Your Health: Treating autoimmune disorders
LANSING, Mich. (WILX) - Fifty million Americans are living with an autoimmune disorder, making it one of the leading causes of chronic illness in the country.
In fact, there are more than 80 autoimmune diseases. For most, there is no cure, but that may soon change.
Celine Dion was diagnosed with stiff person’s syndrome, an autoimmune disease that causes uncontrollable spasms. Stiff person’s syndrome joins a long list of incurable, debilitating autoimmune diseases, including multiple sclerosis.
Kathy Kisk has been living with MS for more than 20 years, which had left her in a wheelchair.

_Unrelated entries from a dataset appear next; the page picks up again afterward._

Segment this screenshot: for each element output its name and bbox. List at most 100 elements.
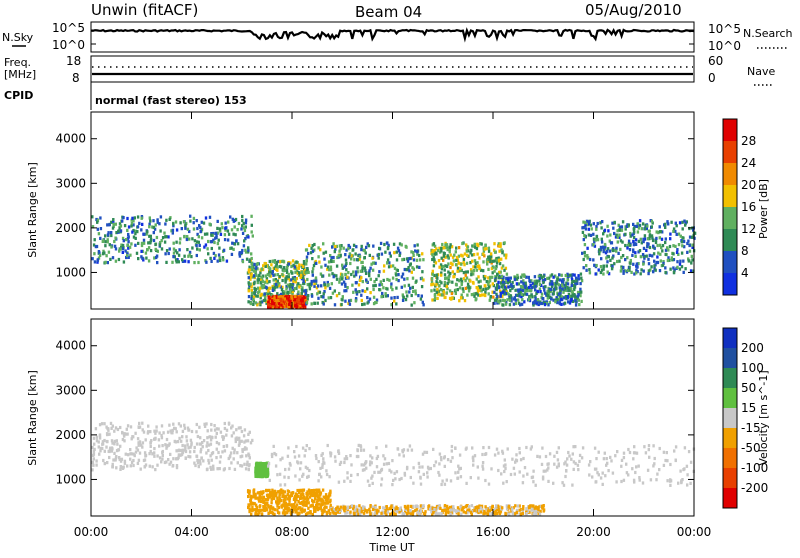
echo-cell: [509, 303, 511, 306]
echo-cell: [110, 231, 112, 234]
echo-cell: [183, 235, 185, 238]
echo-cell: [288, 507, 290, 510]
echo-cell: [410, 505, 412, 508]
echo-cell: [540, 274, 542, 277]
echo-cell: [503, 470, 505, 473]
freq-panel: [91, 56, 694, 82]
echo-cell: [455, 283, 457, 286]
echo-cell: [189, 220, 191, 223]
echo-cell: [322, 457, 324, 460]
echo-cell: [99, 433, 101, 436]
echo-cell: [386, 261, 388, 264]
echo-cell: [247, 506, 249, 509]
echo-cell: [251, 262, 253, 265]
echo-cell: [138, 422, 140, 425]
echo-cell: [588, 473, 590, 476]
echo-cell: [435, 280, 437, 283]
echo-cell: [597, 238, 599, 241]
echo-cell: [193, 450, 195, 453]
echo-cell: [643, 270, 645, 273]
colorbar-swatch: [723, 141, 737, 163]
echo-cell: [355, 270, 357, 273]
echo-cell: [110, 427, 112, 430]
echo-cell: [430, 467, 432, 470]
echo-cell: [282, 490, 284, 493]
echo-cell: [317, 302, 319, 305]
colorbar-swatch: [723, 229, 737, 251]
echo-cell: [588, 228, 590, 231]
echo-cell: [636, 262, 638, 265]
echo-cell: [604, 229, 606, 232]
echo-cell: [416, 243, 418, 246]
echo-cell: [331, 246, 333, 249]
echo-cell: [558, 446, 560, 449]
echo-cell: [387, 246, 389, 249]
echo-cell: [164, 252, 166, 255]
echo-cell: [150, 235, 152, 238]
colorbar-tick-label: 24: [741, 156, 756, 170]
echo-cell: [496, 448, 498, 451]
echo-cell: [332, 256, 334, 259]
echo-cell: [526, 293, 528, 296]
echo-cell: [115, 466, 117, 469]
echo-cell: [106, 440, 108, 443]
echo-cell: [651, 220, 653, 223]
echo-cell: [336, 265, 338, 268]
echo-cell: [467, 245, 469, 248]
echo-cell: [631, 233, 633, 236]
echo-cell: [496, 286, 498, 289]
echo-cell: [553, 292, 555, 295]
echo-cell: [478, 256, 480, 259]
echo-cell: [301, 493, 303, 496]
echo-cell: [663, 451, 665, 454]
echo-cell: [370, 477, 372, 480]
echo-cell: [386, 462, 388, 465]
echo-cell: [454, 471, 456, 474]
echo-cell: [223, 445, 225, 448]
echo-cell: [519, 451, 521, 454]
echo-cell: [632, 263, 634, 266]
echo-cell: [263, 284, 265, 287]
echo-cell: [313, 280, 315, 283]
echo-cell: [528, 276, 530, 279]
echo-cell: [378, 283, 380, 286]
echo-cell: [614, 221, 616, 224]
echo-cell: [561, 274, 563, 277]
echo-cell: [476, 278, 478, 281]
echo-cell: [132, 459, 134, 462]
echo-cell: [676, 248, 678, 251]
echo-cell: [288, 303, 290, 306]
echo-cell: [378, 247, 380, 250]
echo-cell: [254, 502, 256, 505]
echo-cell: [164, 443, 166, 446]
echo-cell: [242, 232, 244, 235]
echo-cell: [251, 266, 253, 269]
echo-cell: [283, 476, 285, 479]
echo-cell: [444, 268, 446, 271]
echo-cell: [243, 448, 245, 451]
echo-cell: [212, 468, 214, 471]
echo-cell: [216, 448, 218, 451]
echo-cell: [636, 225, 638, 228]
echo-cell: [507, 281, 509, 284]
echo-cell: [569, 274, 571, 277]
echo-cell: [420, 483, 422, 486]
echo-cell: [197, 261, 199, 264]
echo-cell: [303, 260, 305, 263]
echo-cell: [344, 457, 346, 460]
echo-cell: [123, 439, 125, 442]
echo-cell: [604, 474, 606, 477]
echo-cell: [588, 268, 590, 271]
echo-cell: [154, 243, 156, 246]
echo-cell: [196, 459, 198, 462]
echo-cell: [641, 227, 643, 230]
echo-cell: [473, 269, 475, 272]
echo-cell: [131, 217, 133, 220]
echo-cell: [621, 241, 623, 244]
echo-cell: [418, 466, 420, 469]
echo-cell: [629, 262, 631, 265]
echo-cell: [497, 281, 499, 284]
echo-cell: [161, 424, 163, 427]
y-tick-label: 3000: [55, 176, 86, 190]
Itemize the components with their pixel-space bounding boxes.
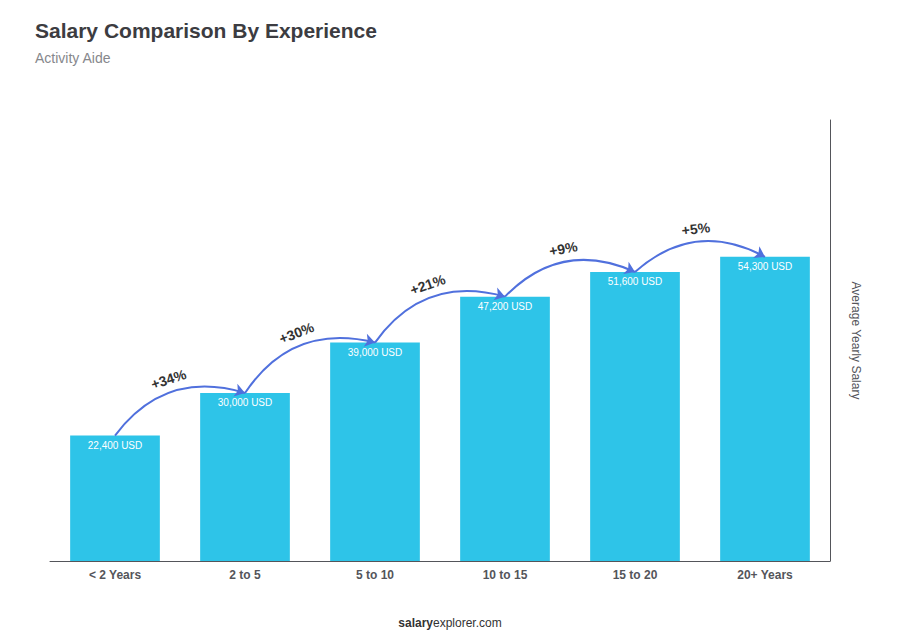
svg-text:Salary Comparison By Experienc: Salary Comparison By Experience xyxy=(35,19,377,42)
svg-text:+9%: +9% xyxy=(548,238,579,259)
svg-text:54,300 USD: 54,300 USD xyxy=(738,261,792,272)
svg-text:+21%: +21% xyxy=(408,271,448,298)
svg-text:+5%: +5% xyxy=(681,219,712,238)
svg-text:10 to 15: 10 to 15 xyxy=(483,568,528,582)
svg-text:22,400 USD: 22,400 USD xyxy=(88,440,142,451)
svg-text:47,200 USD: 47,200 USD xyxy=(478,301,532,312)
svg-text:explorer.com: explorer.com xyxy=(433,616,502,630)
svg-text:30,000 USD: 30,000 USD xyxy=(218,397,272,408)
svg-text:5 to 10: 5 to 10 xyxy=(356,568,394,582)
svg-text:2 to 5: 2 to 5 xyxy=(229,568,261,582)
svg-text:39,000 USD: 39,000 USD xyxy=(348,347,402,358)
svg-text:20+ Years: 20+ Years xyxy=(737,568,793,582)
svg-text:< 2 Years: < 2 Years xyxy=(89,568,141,582)
svg-text:+30%: +30% xyxy=(277,319,317,347)
svg-text:salary: salary xyxy=(398,616,433,630)
svg-text:Average Yearly Salary: Average Yearly Salary xyxy=(849,282,863,400)
svg-text:+34%: +34% xyxy=(149,366,189,393)
svg-text:15 to 20: 15 to 20 xyxy=(613,568,658,582)
svg-text:51,600 USD: 51,600 USD xyxy=(608,276,662,287)
svg-text:Activity Aide: Activity Aide xyxy=(35,50,111,66)
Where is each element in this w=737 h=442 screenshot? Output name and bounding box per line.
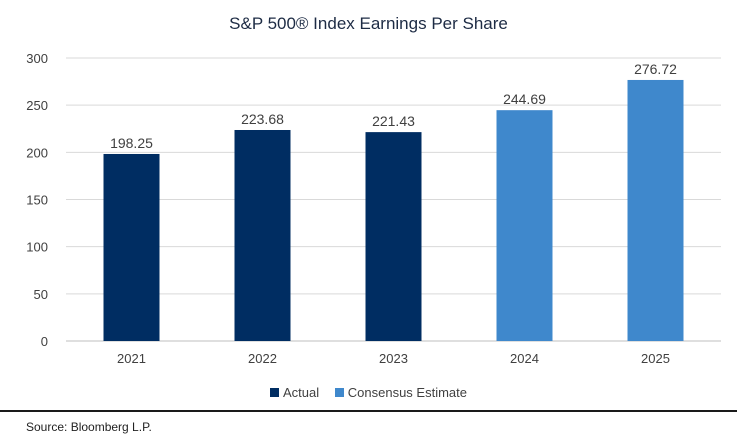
y-tick-label-100: 100 — [26, 240, 48, 255]
y-tick-label-300: 300 — [26, 51, 48, 66]
bar-2025 — [627, 79, 684, 341]
y-tick-label-250: 250 — [26, 98, 48, 113]
x-tick-label-2025: 2025 — [641, 351, 670, 366]
legend-swatch-consensus-estimate — [334, 388, 344, 397]
y-axis-ticks: 0 50 100 150 200 250 300 — [26, 51, 48, 349]
data-label-2023: 221.43 — [372, 113, 415, 129]
y-tick-label-0: 0 — [41, 334, 48, 349]
x-tick-label-2024: 2024 — [510, 351, 539, 366]
legend-item-consensus-estimate: Consensus Estimate — [334, 385, 467, 400]
legend-label-consensus-estimate: Consensus Estimate — [347, 385, 467, 400]
x-tick-label-2023: 2023 — [379, 351, 408, 366]
chart-title: S&P 500® Index Earnings Per Share — [229, 14, 508, 33]
data-label-2024: 244.69 — [503, 91, 546, 107]
legend-swatch-actual — [270, 388, 279, 397]
data-label-2022: 223.68 — [241, 111, 284, 127]
y-tick-label-50: 50 — [34, 287, 48, 302]
data-labels: 198.25 223.68 221.43 244.69 276.72 — [110, 61, 677, 151]
bar-2023 — [365, 132, 422, 341]
legend-item-actual: Actual — [270, 385, 319, 400]
bar-2021 — [103, 153, 160, 341]
source-note: Source: Bloomberg L.P. — [26, 420, 152, 434]
x-tick-label-2021: 2021 — [117, 351, 146, 366]
y-tick-label-150: 150 — [26, 193, 48, 208]
bars — [103, 79, 684, 341]
data-label-2025: 276.72 — [634, 61, 677, 77]
bar-chart: 0 50 100 150 200 250 300 198.25 223.68 221.43 244… — [26, 51, 721, 366]
bar-2024 — [496, 110, 553, 341]
legend-label-actual: Actual — [283, 385, 320, 400]
bar-2022 — [234, 129, 291, 341]
data-label-2021: 198.25 — [110, 135, 153, 151]
x-axis-ticks: 2021 2022 2023 2024 2025 — [117, 351, 670, 366]
chart-frame: S&P 500® Index Earnings Per Share 0 50 100… — [0, 14, 737, 412]
x-tick-label-2022: 2022 — [248, 351, 277, 366]
y-tick-label-200: 200 — [26, 145, 48, 160]
legend: Actual Consensus Estimate — [0, 385, 737, 400]
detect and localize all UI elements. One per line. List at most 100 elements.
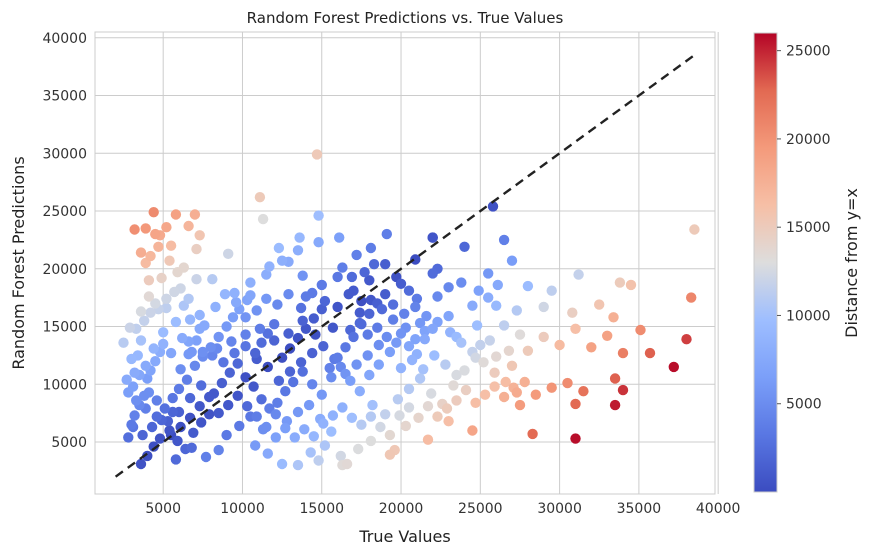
data-point xyxy=(256,337,267,348)
data-point xyxy=(399,308,410,319)
data-point xyxy=(426,388,437,399)
data-point xyxy=(410,254,421,265)
data-point xyxy=(387,299,399,310)
data-point xyxy=(213,444,224,456)
data-point xyxy=(348,331,359,343)
colorbar-tick-label: 25000 xyxy=(786,44,831,60)
data-point xyxy=(403,402,415,413)
data-point xyxy=(251,305,262,316)
data-point xyxy=(471,320,483,331)
data-point xyxy=(297,366,308,377)
data-point xyxy=(413,412,424,423)
data-point xyxy=(308,313,319,324)
data-point xyxy=(602,330,613,341)
data-point xyxy=(489,381,500,392)
data-point xyxy=(218,357,229,368)
data-point xyxy=(343,289,354,300)
data-point xyxy=(530,389,541,400)
data-point xyxy=(305,447,316,458)
data-point xyxy=(307,379,318,390)
data-point xyxy=(223,248,234,259)
data-point xyxy=(362,350,373,361)
data-point xyxy=(213,407,224,419)
data-point xyxy=(151,395,162,406)
data-point xyxy=(381,228,392,240)
data-point xyxy=(165,240,177,251)
data-point xyxy=(261,421,272,433)
data-point xyxy=(229,347,240,359)
data-point xyxy=(194,230,205,241)
data-point xyxy=(419,325,430,337)
data-point xyxy=(227,312,239,323)
data-point xyxy=(341,458,353,470)
data-point xyxy=(178,262,189,273)
data-point xyxy=(196,380,207,391)
data-point xyxy=(242,401,253,412)
data-point xyxy=(395,328,407,339)
data-point xyxy=(135,306,147,317)
data-point xyxy=(191,335,202,346)
data-point xyxy=(164,255,175,266)
data-point xyxy=(467,425,478,436)
x-tick-label: 15000 xyxy=(299,501,344,517)
data-point xyxy=(384,346,396,358)
data-point xyxy=(183,349,194,360)
data-point xyxy=(292,459,304,471)
data-point xyxy=(578,386,589,397)
data-point xyxy=(276,255,288,266)
data-point xyxy=(617,384,629,396)
data-point xyxy=(332,301,343,313)
data-point xyxy=(161,222,172,233)
data-point xyxy=(240,341,251,352)
data-point xyxy=(303,399,315,411)
data-point xyxy=(668,361,679,373)
data-point xyxy=(269,335,280,346)
data-point xyxy=(148,207,159,218)
data-point xyxy=(261,269,272,280)
data-point xyxy=(151,411,162,422)
data-point xyxy=(448,380,459,391)
data-point xyxy=(140,360,151,371)
data-point xyxy=(346,412,358,423)
data-point xyxy=(353,443,364,455)
data-point xyxy=(145,250,156,262)
data-point xyxy=(299,424,310,435)
data-point xyxy=(308,431,319,442)
data-point xyxy=(181,374,193,385)
data-point xyxy=(264,261,275,272)
data-point xyxy=(197,346,208,358)
data-point xyxy=(414,373,426,384)
data-point xyxy=(403,341,415,352)
y-tick-label: 40000 xyxy=(42,31,87,47)
data-point xyxy=(146,421,158,433)
data-point xyxy=(223,399,234,411)
y-tick-label: 20000 xyxy=(42,262,87,278)
data-point xyxy=(161,302,172,314)
data-point xyxy=(365,242,377,254)
data-point xyxy=(210,301,221,313)
data-point xyxy=(368,259,380,270)
data-point xyxy=(284,366,296,377)
data-point xyxy=(422,434,434,445)
data-point xyxy=(380,409,391,420)
data-point xyxy=(609,399,621,411)
data-point xyxy=(191,243,202,255)
data-point xyxy=(380,289,391,300)
data-point xyxy=(158,327,169,338)
y-tick-label: 5000 xyxy=(51,435,87,451)
data-point xyxy=(419,334,430,345)
data-point xyxy=(511,305,522,316)
data-point xyxy=(327,410,339,421)
data-point xyxy=(418,364,429,375)
data-point xyxy=(459,241,470,252)
x-tick-label: 30000 xyxy=(537,501,582,517)
data-point xyxy=(326,426,337,437)
colorbar-tick-label: 5000 xyxy=(786,397,822,413)
x-tick-label: 10000 xyxy=(220,501,265,517)
data-point xyxy=(686,292,697,303)
data-point xyxy=(158,338,169,350)
data-point xyxy=(154,433,166,444)
data-point xyxy=(451,369,462,381)
data-point xyxy=(135,458,147,470)
data-point xyxy=(345,375,356,386)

“I had this numbness that was going down the inside of my legs and I had a little bit of numbness in my hands,” Miska said. “It’s hard. It feels like you’re giving up a little bit of your independence.”
As with many autoimmune diseases, they get worse over time. And over time medications and therapies sometimes stop working. Autologous stem cell transplants may be a last resort.
First, patients receive high-dose chemotherapy to wipe out the immune system. Then, blood stem cells are taken from the patient or a donor, processed, and then put back into the patient.
70% of MS patients can stay in remission for five years. It’s also been shown up to 70% of patients with systemic sclerosis remain in remission 10 years after transplantation.
Stem cell transplantation is still considered an experimental treatment for autoimmune disorders. Early results have been promising, but more clinical trials need to be done.